When I went a full year without a seizure—a first since I was two—driving began to seem plausible. Still, I remained silent to avoid jinxing it.
From my teens through my 30s, neurologists probably thought I needed a psychologist. It seemed that every time I answered how long it had been since my last seizure, I jinxed myself and seized within days. I started replying, “I plead the 5th Amendment,” then handed them my answer written on a piece of paper.
People on Facebook excited me when they’d grin and hold signs showing how long they had been seizure-free. They inspired me to muster the courage to share my own milestone when I turned 60. Last Christmas, wearing my ugly Christmas sweater, I proudly displayed a sign that read, “20 months SEIZURE-FREE!”
Regaining independence
Driving felt increasingly achievable. Last November, my wife bought a Tesla. She expressed her fascination with its automation by commenting, “You’d probably even be able to drive it nearby for errands if you reach your doctor’s limit.” Two months later, she clarified that I’d misunderstood her. She wasn’t going to let me drive her car.

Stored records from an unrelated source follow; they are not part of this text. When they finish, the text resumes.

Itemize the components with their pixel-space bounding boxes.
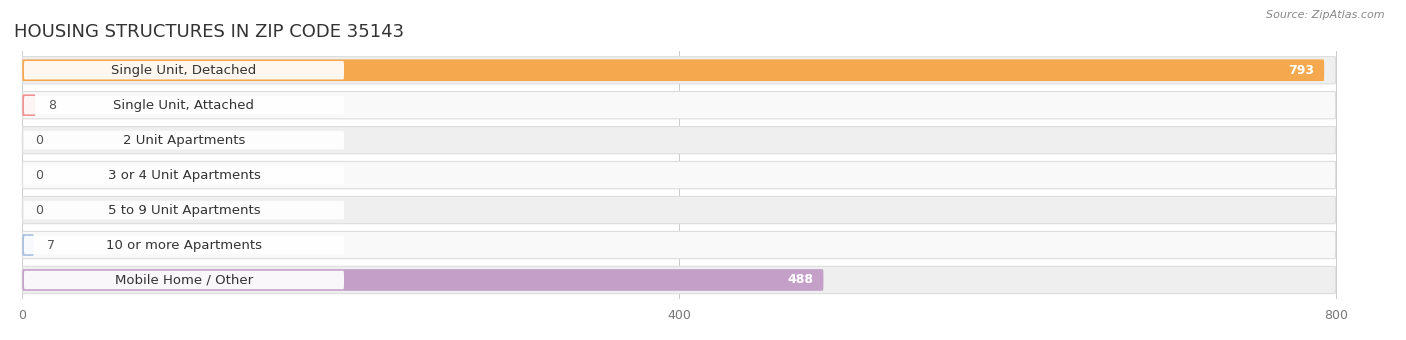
- Text: Source: ZipAtlas.com: Source: ZipAtlas.com: [1267, 10, 1385, 20]
- FancyBboxPatch shape: [22, 269, 824, 291]
- FancyBboxPatch shape: [22, 91, 1336, 119]
- Text: 0: 0: [35, 134, 44, 147]
- FancyBboxPatch shape: [24, 201, 344, 219]
- FancyBboxPatch shape: [24, 166, 344, 184]
- Text: Mobile Home / Other: Mobile Home / Other: [115, 273, 253, 287]
- FancyBboxPatch shape: [24, 271, 344, 289]
- FancyBboxPatch shape: [22, 59, 1324, 81]
- FancyBboxPatch shape: [22, 56, 1336, 84]
- FancyBboxPatch shape: [22, 197, 1336, 224]
- FancyBboxPatch shape: [22, 162, 1336, 189]
- FancyBboxPatch shape: [22, 126, 1336, 154]
- FancyBboxPatch shape: [24, 61, 344, 80]
- FancyBboxPatch shape: [22, 232, 1336, 259]
- Text: 793: 793: [1288, 64, 1315, 77]
- FancyBboxPatch shape: [24, 96, 344, 114]
- Text: 2 Unit Apartments: 2 Unit Apartments: [122, 134, 245, 147]
- Text: 5 to 9 Unit Apartments: 5 to 9 Unit Apartments: [108, 204, 260, 217]
- FancyBboxPatch shape: [24, 131, 344, 149]
- FancyBboxPatch shape: [22, 234, 34, 256]
- Text: 0: 0: [35, 169, 44, 182]
- Text: 7: 7: [46, 239, 55, 252]
- Text: 8: 8: [49, 99, 56, 112]
- Text: 0: 0: [35, 204, 44, 217]
- Text: HOUSING STRUCTURES IN ZIP CODE 35143: HOUSING STRUCTURES IN ZIP CODE 35143: [14, 23, 404, 41]
- Text: Single Unit, Detached: Single Unit, Detached: [111, 64, 257, 77]
- Text: 3 or 4 Unit Apartments: 3 or 4 Unit Apartments: [107, 169, 260, 182]
- Text: 488: 488: [787, 273, 814, 287]
- FancyBboxPatch shape: [22, 266, 1336, 294]
- Text: 10 or more Apartments: 10 or more Apartments: [105, 239, 262, 252]
- FancyBboxPatch shape: [22, 94, 35, 116]
- Text: Single Unit, Attached: Single Unit, Attached: [114, 99, 254, 112]
- FancyBboxPatch shape: [24, 236, 344, 254]
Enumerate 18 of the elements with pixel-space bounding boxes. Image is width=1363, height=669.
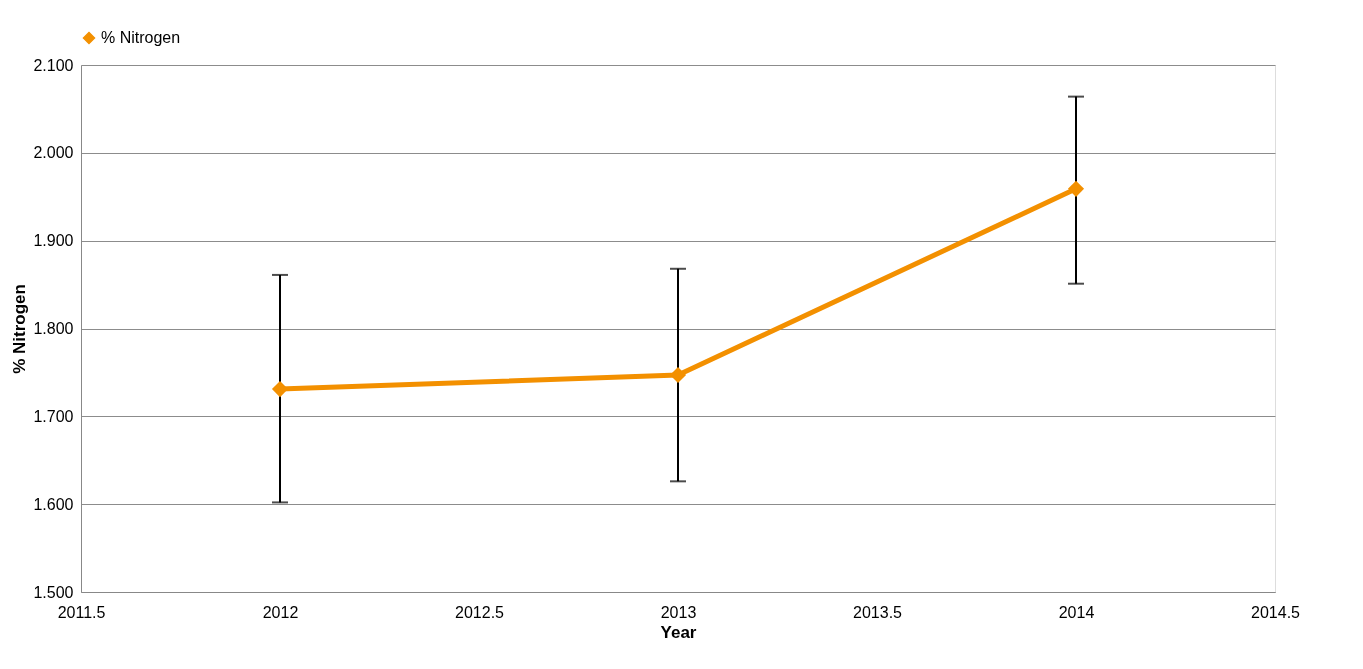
x-tick-label: 2013.5 bbox=[853, 603, 903, 621]
legend-label: % Nitrogen bbox=[101, 29, 181, 46]
x-tick-label: 2014.5 bbox=[1251, 603, 1301, 621]
point bbox=[1067, 180, 1085, 197]
y-tick-label: 1.600 bbox=[33, 495, 74, 513]
y-tick-label: 1.500 bbox=[33, 583, 74, 601]
x-tick-label: 2012.5 bbox=[455, 603, 505, 621]
y-tick-label: 1.700 bbox=[33, 407, 74, 425]
x-tick-label: 2012 bbox=[262, 603, 299, 621]
y-tick-label: 2.000 bbox=[33, 144, 74, 162]
x-axis-title: Year bbox=[660, 622, 697, 642]
y-tick-label: 2.100 bbox=[33, 56, 74, 74]
y-tick-label: 1.900 bbox=[33, 232, 74, 250]
x-tick-label: 2013 bbox=[660, 603, 697, 621]
x-tick-label: 2011.5 bbox=[57, 603, 106, 621]
y-axis-title: % Nitrogen bbox=[10, 284, 30, 374]
y-tick-label: 1.800 bbox=[33, 320, 74, 337]
x-tick-label: 2014 bbox=[1058, 603, 1095, 621]
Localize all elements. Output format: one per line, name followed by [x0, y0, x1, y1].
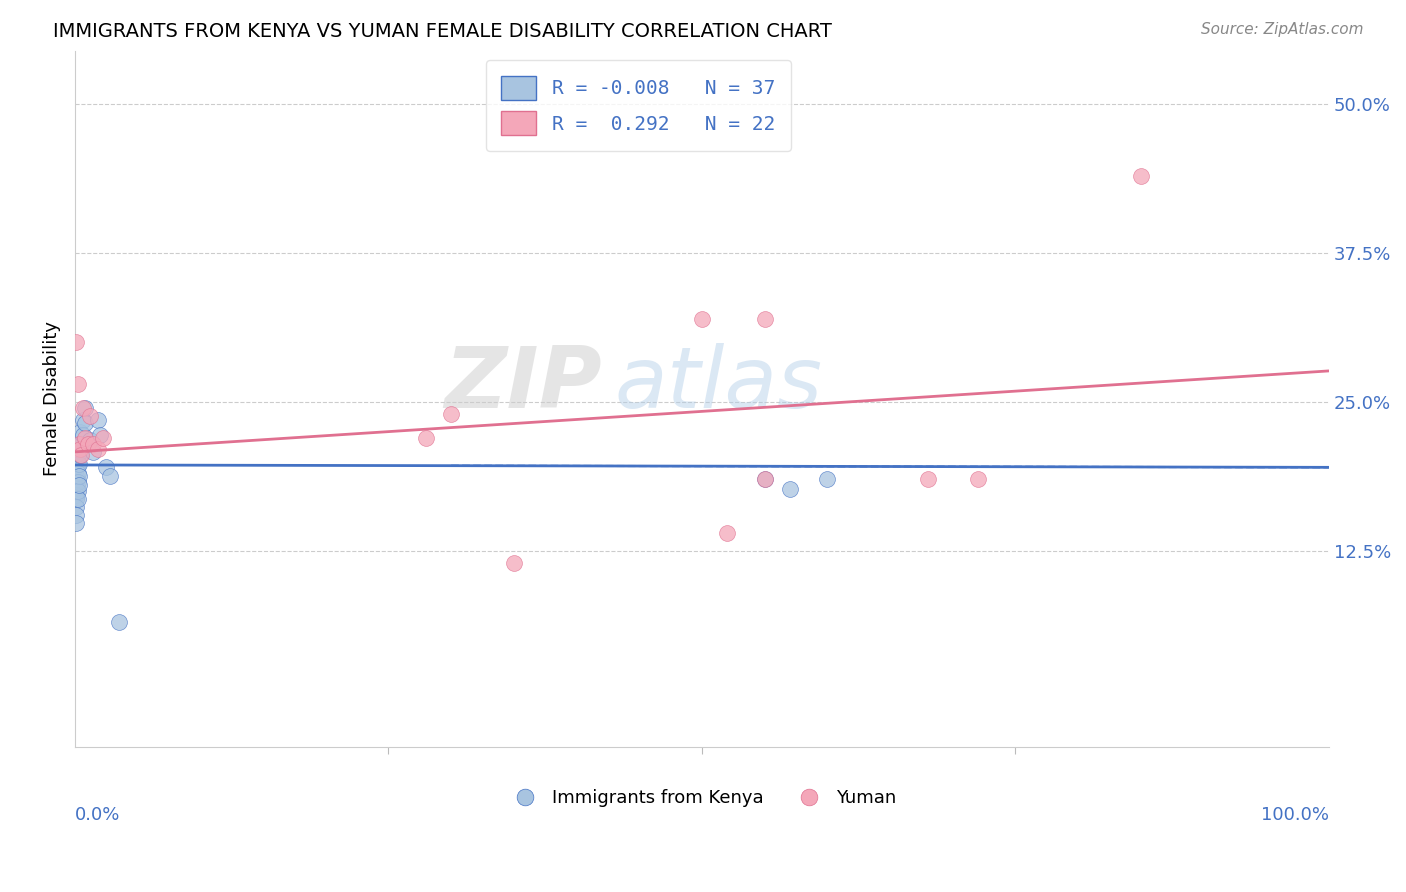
Point	[815, 472, 838, 486]
Point	[91, 431, 114, 445]
Point	[1129, 169, 1152, 183]
Point	[754, 472, 776, 486]
Point	[754, 472, 776, 486]
Point	[65, 481, 87, 495]
Point	[86, 413, 108, 427]
Point	[69, 436, 91, 450]
Point	[79, 433, 101, 447]
Point	[76, 436, 98, 450]
Point	[502, 556, 524, 570]
Point	[65, 475, 87, 489]
Point	[73, 431, 96, 445]
Point	[69, 449, 91, 463]
Text: ZIP: ZIP	[444, 343, 602, 426]
Point	[65, 508, 87, 522]
Point	[69, 442, 91, 457]
Point	[67, 436, 90, 450]
Point	[67, 436, 90, 450]
Point	[98, 468, 121, 483]
Point	[108, 615, 131, 629]
Point	[779, 482, 801, 496]
Point	[65, 500, 87, 514]
Point	[66, 475, 89, 489]
Text: atlas: atlas	[614, 343, 823, 426]
Text: IMMIGRANTS FROM KENYA VS YUMAN FEMALE DISABILITY CORRELATION CHART: IMMIGRANTS FROM KENYA VS YUMAN FEMALE DI…	[53, 22, 832, 41]
Point	[86, 442, 108, 457]
Point	[65, 492, 87, 507]
Point	[66, 449, 89, 463]
Point	[67, 446, 90, 460]
Point	[82, 445, 104, 459]
Point	[66, 377, 89, 392]
Point	[66, 457, 89, 471]
Point	[754, 311, 776, 326]
Point	[65, 335, 87, 350]
Point	[65, 516, 87, 531]
Point	[72, 413, 94, 427]
Text: 100.0%: 100.0%	[1261, 806, 1329, 824]
Point	[73, 401, 96, 415]
Point	[73, 417, 96, 431]
Point	[917, 472, 939, 486]
Point	[66, 484, 89, 499]
Point	[89, 428, 111, 442]
Point	[79, 409, 101, 424]
Point	[440, 407, 463, 421]
Point	[66, 492, 89, 507]
Point	[96, 460, 118, 475]
Point	[72, 428, 94, 442]
Text: 0.0%: 0.0%	[75, 806, 121, 824]
Point	[82, 436, 104, 450]
Point	[65, 468, 87, 483]
Text: Source: ZipAtlas.com: Source: ZipAtlas.com	[1201, 22, 1364, 37]
Point	[415, 431, 437, 445]
Point	[67, 468, 90, 483]
Y-axis label: Female Disability: Female Disability	[44, 321, 60, 476]
Point	[65, 488, 87, 502]
Point	[69, 425, 91, 439]
Point	[966, 472, 988, 486]
Point	[66, 467, 89, 481]
Point	[65, 460, 87, 475]
Point	[716, 525, 738, 540]
Point	[72, 401, 94, 415]
Point	[67, 478, 90, 492]
Point	[690, 311, 713, 326]
Point	[70, 449, 93, 463]
Point	[67, 457, 90, 471]
Legend: Immigrants from Kenya, Yuman: Immigrants from Kenya, Yuman	[501, 782, 904, 814]
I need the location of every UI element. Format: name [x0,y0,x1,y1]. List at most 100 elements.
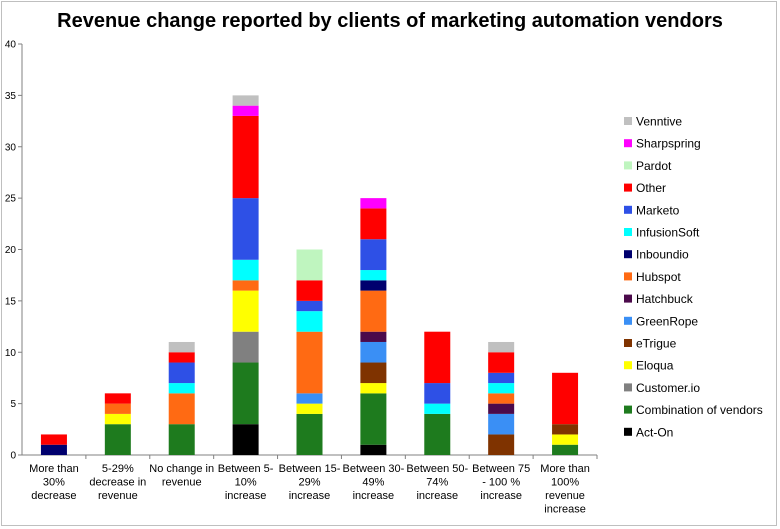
x-category-label: Between 30-49% increase [343,463,405,502]
bar-segment-marketo [488,372,515,384]
bar-segment-infusionsoft [168,383,195,394]
legend: Venntive Sharpspring Pardot Other Marketo Inf… [624,115,763,439]
bar-segment-other [232,115,259,199]
legend-swatch-etrigue [624,339,632,347]
legend-swatch-customer-io [624,383,632,392]
bar-segment-etrigue [552,424,579,435]
y-tick-label: 40 [5,40,17,51]
legend-swatch-pardot [624,161,632,170]
legend-label-customer-io: Customer.io [636,381,700,395]
legend-label-sharpspring: Sharpspring [636,137,701,151]
bar-segment-marketo [296,300,323,312]
bar-segment-act-on [360,444,387,455]
bar-segment-other [296,280,323,301]
bar-segment-other [168,352,195,363]
bar-segment-combination-of-vendors [296,413,323,455]
legend-label-infusionsoft: InfusionSoft [636,226,700,240]
x-category-label: More than 100% revenue increase [540,463,590,516]
bar-segment-combination-of-vendors [104,424,131,455]
legend-swatch-hubspot [624,272,632,281]
y-tick-label: 25 [5,194,17,205]
x-category-label: 5-29% decrease in revenue [89,463,146,502]
bar-segment-hubspot [168,393,195,425]
x-category-label: Between 50-74% increase [406,463,468,502]
bar-segment-inboundio [40,444,67,455]
bar-segment-eloqua [552,434,579,445]
x-category-label: Between 5-10% increase [218,463,274,502]
bar-segment-greenrope [360,341,387,363]
bar-segment-etrigue [488,434,515,455]
bar-segment-infusionsoft [488,383,515,394]
bar-segment-combination-of-vendors [168,424,195,455]
legend-label-inboundio: Inboundio [636,248,689,262]
legend-swatch-infusionsoft [624,228,632,236]
bar-segment-other [40,434,67,445]
bar-segment-marketo [232,198,259,260]
bar-segment-other [104,393,131,404]
bar-segment-other [424,331,451,384]
legend-label-hubspot: Hubspot [636,270,681,284]
bar-segment-eloqua [104,413,131,425]
bar-segment-infusionsoft [360,270,387,281]
x-category-label: Between 15-29% increase [279,463,341,502]
bar-segment-venntive [232,95,259,106]
bar-segment-sharpspring [232,105,259,116]
bar-segment-hatchbuck [488,403,515,414]
legend-swatch-venntive [624,117,632,125]
x-category-label: More than 30% decrease [29,463,79,502]
legend-label-hatchbuck: Hatchbuck [636,292,694,306]
bar-segment-pardot [296,249,323,281]
bar-segment-hubspot [296,331,323,394]
bar-segment-eloqua [232,290,259,332]
bar-segment-hubspot [104,403,131,414]
bar-segment-greenrope [296,393,323,404]
legend-label-marketo: Marketo [636,203,680,217]
y-tick-label: 0 [10,451,16,462]
bar-segment-venntive [168,341,195,353]
bar-segment-infusionsoft [232,259,259,281]
bar-segment-infusionsoft [296,311,323,332]
legend-swatch-other [624,183,632,192]
bar-segment-hubspot [488,393,515,404]
bar-segment-combination-of-vendors [360,393,387,445]
bar-segment-sharpspring [360,198,387,209]
legend-swatch-sharpspring [624,139,632,148]
bar-segment-combination-of-vendors [424,413,451,455]
bar-segment-customer-io [232,331,259,363]
legend-swatch-inboundio [624,250,632,259]
legend-label-etrigue: eTrigue [636,337,677,351]
bar-segment-other [360,208,387,240]
bars [40,95,579,455]
bar-segment-combination-of-vendors [232,362,259,425]
bar-segment-other [488,352,515,373]
bar-segment-hubspot [360,290,387,332]
chart-title: Revenue change reported by clients of ma… [57,10,723,32]
y-tick-label: 20 [5,245,17,256]
legend-label-act-on: Act-On [636,425,673,439]
legend-swatch-hatchbuck [624,294,632,303]
y-tick-label: 30 [5,142,17,153]
bar-segment-eloqua [360,383,387,394]
y-tick-label: 15 [5,296,17,307]
bar-segment-inboundio [360,280,387,291]
bar-segment-eloqua [296,403,323,414]
legend-label-other: Other [636,181,666,195]
x-axis-labels: More than 30% decrease 5-29% decrease in reve… [29,463,590,516]
legend-label-venntive: Venntive [636,115,682,129]
bar-segment-marketo [168,362,195,384]
legend-label-greenrope: GreenRope [636,314,698,328]
legend-swatch-act-on [624,427,632,436]
legend-label-eloqua: Eloqua [636,359,674,373]
bar-segment-venntive [488,341,515,353]
bar-segment-other [552,372,579,425]
x-category-label: Between 75- 100 % increase [472,463,530,502]
y-tick-label: 35 [5,91,17,102]
bar-segment-etrigue [360,362,387,384]
legend-swatch-combination-of-vendors [624,405,632,414]
legend-swatch-greenrope [624,316,632,325]
y-tick-label: 10 [5,348,17,359]
bar-segment-marketo [360,239,387,271]
bar-segment-hatchbuck [360,331,387,342]
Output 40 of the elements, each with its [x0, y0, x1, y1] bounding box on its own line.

I never lost my driver’s license in 1991. Late at night, without any alcohol involved, the cop and other drivers assumed I’d fallen asleep at the wheel. My wits recovered enough that I let them believe it. Without a job or the money to repair my car, I grounded myself. When I moved to Atlanta, I transferred my license and always renewed it, which meant I didn’t need to pass a test when I reached my two-year milestone.
A friend suggested that driving lessons might persuade my wife. Considering my age and increasing cognitive impairments, it seemed like a reasonable idea. Besides six hours of practice in the car, I also completed a daylong virtual defensive driving class.
It worked. My wife, who doesn’t share my faith, had never failed to drive me to worship and pick me up two hours later, sacrificing an hour of her rest time purely for my satisfaction. The night I passed the class, she asked, “Think you can drive yourself to church Sunday?”
I wasn’t going to refuse—like a kid in a candy store! It’s a 4-mile suburban trek, mostly on a 4-lane street. First, I wanted to get a feel for the car. On Saturday evening, when traffic was light, I took it out. I started around our quiet neighborhood before venturing onto the nearby highway. I was ready.
When I entered the church, I told the pastor what I had just accomplished. She asked if she could announce it to the congregation, “because we’ve always been praying for your epilepsy.” I agreed and was smothered with hugs and handshakes afterward.
Atlanta is infamous for its terrible driving conditions, so it’ll be a long time before I take longer trips across the city. However, running errands nearby feels liberating. It’s a loving gift from my wife, first for chauffeuring me all those years, and now for her patience and confidence in letting me drive. Autonomous cars truly are a godsend for those of us with invisible disabilities.